There has been a yawning gap between the highlight-reel fielding at this tournament and those moments destined for the blooper video. The good has sometimes been spectacular but the bad has often been embarrassing. Saeed Ajmal laid a high marker to top the list after his three drops against England, but it will take something special to match the mix-up between Wavell Hinds and Andre Fletcher, which left both players starring at each other as the ball landed between them.
Mahela Jayawardene, well set on 66, went for a sweep off Sulieman Benn and got a top edge which looped high towards short third man. Fletcher looked at the chance but barely moved from his position behind the stumps, while Hinds took a couple of steps in from the fielding circle before stopping. It was a keeper's catch - if the man with the gloves can get near a chance he should go for it - but there appeared a complete breakdown in communication.
It summed up a West Indies performance that quickly disintegrated after a promising start with the new ball by Jerome Taylor and Kemar Roach as six chances were missed. The hosts qualified with two group wins but momentum is fragile in Twenty20. Take your eye off the ball for a moment (and that happened in every sense) and a team can be on the back foot.
"It's a disappointing start but we had our chances and we let it slip away," Chris Gayle said. "They must be given credit for the way they batted after those chances.

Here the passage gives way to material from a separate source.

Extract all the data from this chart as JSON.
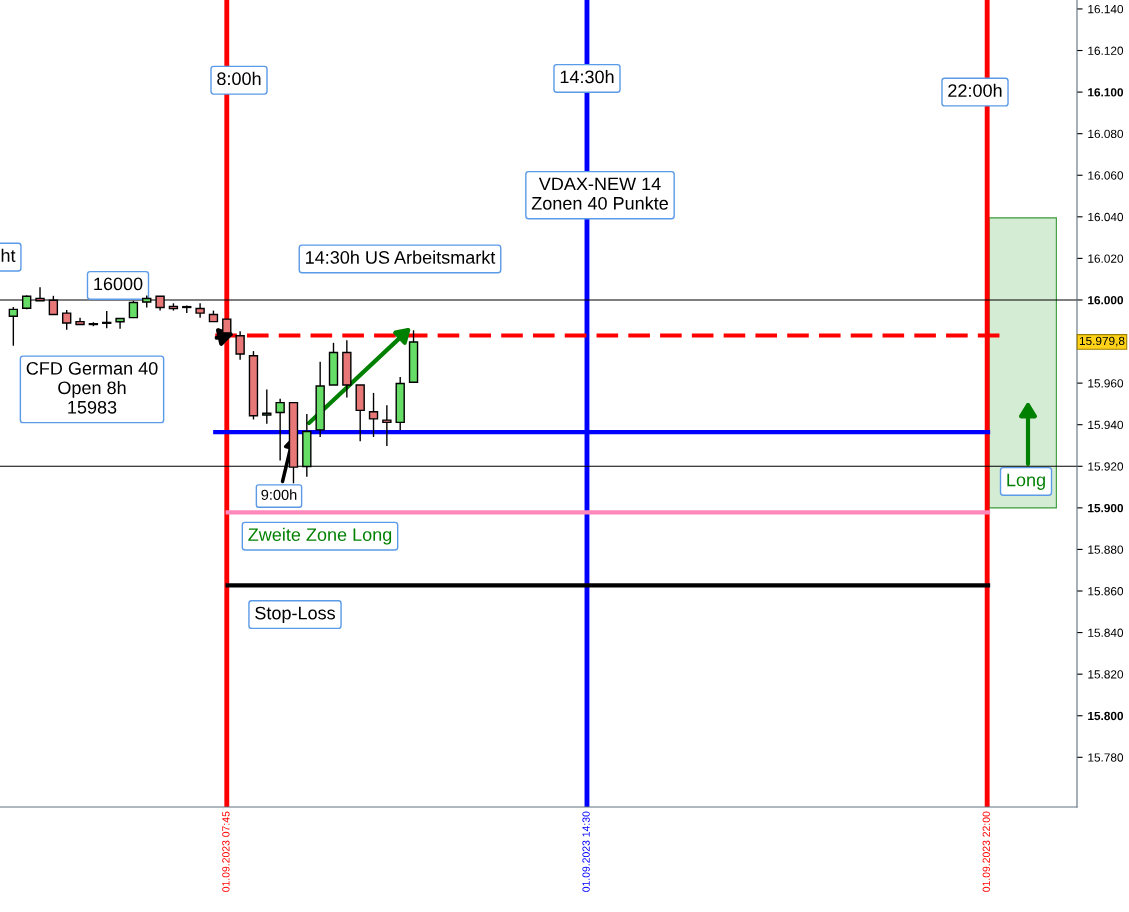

We were bowling at a guy in fine form and to give a guy like [Kumar] Sangakkara a chance, those guys can hurt you, which they did."
After seeing the bounce generated by Australia's quicks, Roach and Taylor also made life uncomfortable, but that was about as close as the comparison got to Michael Clarke's team. Taylor suffered most from fielding lapses as Sanath Jayasuriya was spilled at backward point in the second over by Kieron Pollard. Although that only cost a single, a much bigger error soon followed.

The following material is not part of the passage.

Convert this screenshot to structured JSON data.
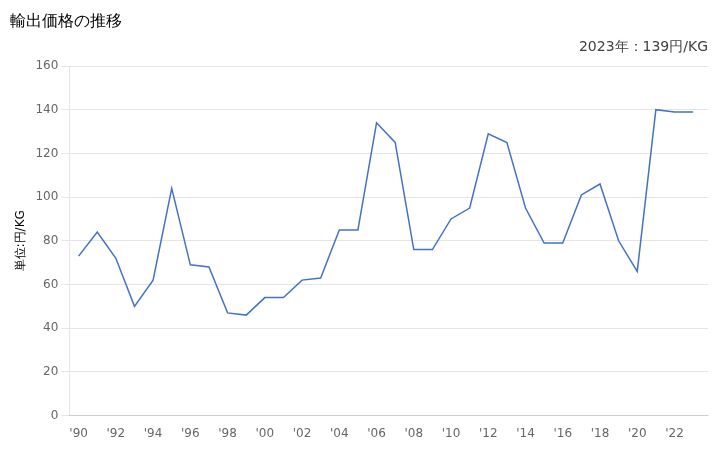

Taylor found the edge of Sangakkara's bat and Gayle, normally very safe at slip, couldn't take a low chance diving to his left. By the time Sangakkara eventually fell for 68 the partnership was worth 166. In between there had been other let-offs, too, and one brought the spotlight on West Indies' selection policy.

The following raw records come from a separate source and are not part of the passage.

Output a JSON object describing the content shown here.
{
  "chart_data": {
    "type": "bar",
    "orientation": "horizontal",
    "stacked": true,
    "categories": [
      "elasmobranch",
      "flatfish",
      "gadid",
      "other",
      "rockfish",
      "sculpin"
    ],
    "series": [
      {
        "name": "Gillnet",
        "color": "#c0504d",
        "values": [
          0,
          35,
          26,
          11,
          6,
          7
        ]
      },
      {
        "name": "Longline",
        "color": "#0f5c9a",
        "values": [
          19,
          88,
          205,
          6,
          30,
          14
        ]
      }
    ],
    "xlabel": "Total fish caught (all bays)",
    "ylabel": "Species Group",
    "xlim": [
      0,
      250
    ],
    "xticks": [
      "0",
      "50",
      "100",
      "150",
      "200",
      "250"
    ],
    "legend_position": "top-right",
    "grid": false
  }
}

Fletcher has been given the keeping gloves in place of Denesh Ramdin after the specialist keeper was dropped following the opening game against Ireland. Four balls before the horrendous non-catch, Fletcher fluffed a stumping opportunity off Jayawardene. He isn't a complete novice behind the stumps, having kept extensively for Grenada and done the job during the Stanford tournament, but here he didn't look international quality.
Having your specialist wicketkeeper sat in the dug out seems an expensive luxury. Ramdin's form hadn't been good leading into the tournament, but once selected in the 15 it seems wasteful not to play him. If the selectors were so concerned they should have taken a drastic call before the event and dropped him in favour of another specialist. A part-time keeper is always a risk.
It has been done so West Indies can play an extra batsman, but the runs that keeping errors cost (and Jaywardene's missed stumped was worth 33) means it defeats the object of strengthening the line-up. Fletcher's case wasn't improved by his own painful innings of 16 from 18 balls, but by then the match was already lost.
"Ramdin has been struggling with the bat for the last couple of series and we want to play the extra batter," Gayle said. "So to try and balance the team we have given Fletcher the gloves and he's done well for us before."
It's a conundrum many sides have had, but quality keepers regularly show their worth in Twenty20. Most teams in this tournament are fortunate that their gloveman is also a frontline batsman - Sangakkara, MS Dhoni, Craig Kieswetter and Brad Haddin being top of the list - and it seems West Indies are trying to muddle their way there.
West Indies' fielding of recent times has always had the capacity to fall apart in dramatic style and unless they sharpen up their chances of progressing are slim, although they can take heart that Pakistan won last year despite, not because of, their fielding. However, West Indian heads collectively went down quickly as Jayawardene and Sangakkara produced a masterful partnership and now they must rise to beat India on Sunday.
"We'll discuss what happened today and it's back to the drawing board," Gayle said. "It is must-win for both teams and it should be a good game. We are still confident we can win the two games and move onto the semi-final."